Carbon monoxide is odorless and lethal at concentrations that accumulate in minutes in a closed garage. Do not run an engine indoors, even briefly. Symptoms — headache, dizziness, confusion — appear as you're already being incapacitated. A CO detector in your shop is a worthwhile addition if you ever work with running vehicles in the space.
Chemical Storage
How you store chemicals matters as much as how you use them. The principles:
Keep chemicals in their original containers with lids closed. Original containers are designed for the chemical inside — the right material, the right closure. Transferring solvents to unlabeled containers creates confusion and eliminates warning label information.
Store away from heat sources. Aerosol cans should never be stored near a water heater, furnace, or in direct sunlight. Elevated temperatures increase pressure in sealed containers and can cause failures. A can of brake cleaner in a hot Arizona garage can exceed its rated temperature.
Store off the ground when possible. Concrete is porous. Some solvents that pool on concrete over time can leach through the slab and contaminate soil and groundwater. A metal shelf keeps containers off the floor and reduces the likelihood of spills going directly into the concrete surface.
Don't store large quantities. Keep what you use. A full shelf of partially used solvents represents both a fire hazard and a disposal problem. Buy what you need for a job and properly dispose of what remains if you won't use it soon.
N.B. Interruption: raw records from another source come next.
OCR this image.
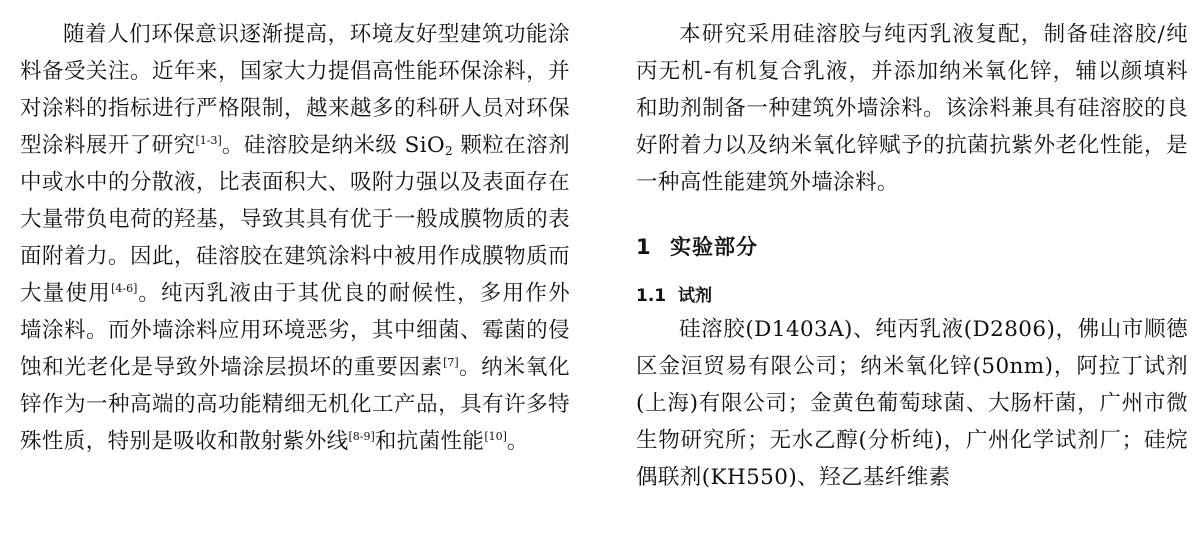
随着人们环保意识逐渐提高，环境友好型建筑功能涂料备受关注。近年来，国家大力提倡高性能环保涂料，并对涂料的指标进行严格限制，越来越多的科研人员对环保型涂料展开了研究[1-3]。硅溶胶是纳米级 SiO$_2$ 颗粒在溶剂中或水中的分散液，比表面积大、吸附力强以及表面存在大量带负电荷的羟基，导致其具有优于一般成膜物质的表面附着力。因此，硅溶胶在建筑涂料中被用作成膜物质而大量使用[4-6]。纯丙乳液由于其优良的耐候性，多用作外墙涂料。而外墙涂料应用环境恶劣，其中细菌、霉菌的侵蚀和光老化是导致外墙涂层损坏的重要因素[7]。纳米氧化锌作为一种高端的高功能精细无机化工产品，具有许多特殊性质，特别是吸收和散射紫外线[8-9]和抗菌性能[10]。

本研究采用硅溶胶与纯丙乳液复配，制备硅溶胶/纯丙无机-有机复合乳液，并添加纳米氧化锌，辅以颜填料和助剂制备一种建筑外墙涂料。该涂料兼具有硅溶胶的良好附着力以及纳米氧化锌赋予的抗菌抗紫外老化性能，是一种高性能建筑外墙涂料。

1 实验部分
1.1 试剂

硅溶胶(D1403A)、纯丙乳液(D2806)，佛山市顺德区金洹贸易有限公司；纳米氧化锌(50nm)，阿拉丁试剂(上海)有限公司；金黄色葡萄球菌、大肠杆菌，广州市微生物研究所；无水乙醇(分析纯)，广州化学试剂厂；硅烷偶联剂(KH550)、羟乙基纤维素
Coolant: The Specific Hazard to Know
Ethylene glycol — the base of most conventional coolants — is sweet-smelling and attractive to animals. A coolant spill that you leave on the garage floor is a serious hazard to pets. Clean it up immediately with rags and dispose of them properly. Flush the area with water.
Coolant is not benign. It's toxic to animals in small quantities and toxic to humans in larger ones. It also contaminates groundwater — it should never be poured down a storm drain or on the ground.
Disposal: Used Fluids Are Hazardous Waste
Used motor oil, coolant, brake fluid, and gear oil are all classified as hazardous waste. They cannot go in the trash, down a drain, or on the ground.
Most auto parts stores — O'Reilly, AutoZone, NAPA — accept used motor oil and coolant for free. Call ahead to confirm capacity and what they accept. For brake fluid, gear oil, and transmission fluid, your local household hazardous waste (HHW) facility will accept them. Most municipalities run HHW drop-off events quarterly or maintain a permanent facility. Your city's waste management website will have the details.
A dedicated sealed container — an old coolant jug works — for collecting used motor oil, coolant, and brake fluid keeps your shop cleaner and makes disposal trips straightforward. Label it clearly and don't mix fluid types if your disposal site requires separation.
Before your next job, check that you have nitrile gloves, safety glasses, and that your garage door can open fully. These habits take seconds to establish and they compound over time into a shop that's genuinely safer to work in.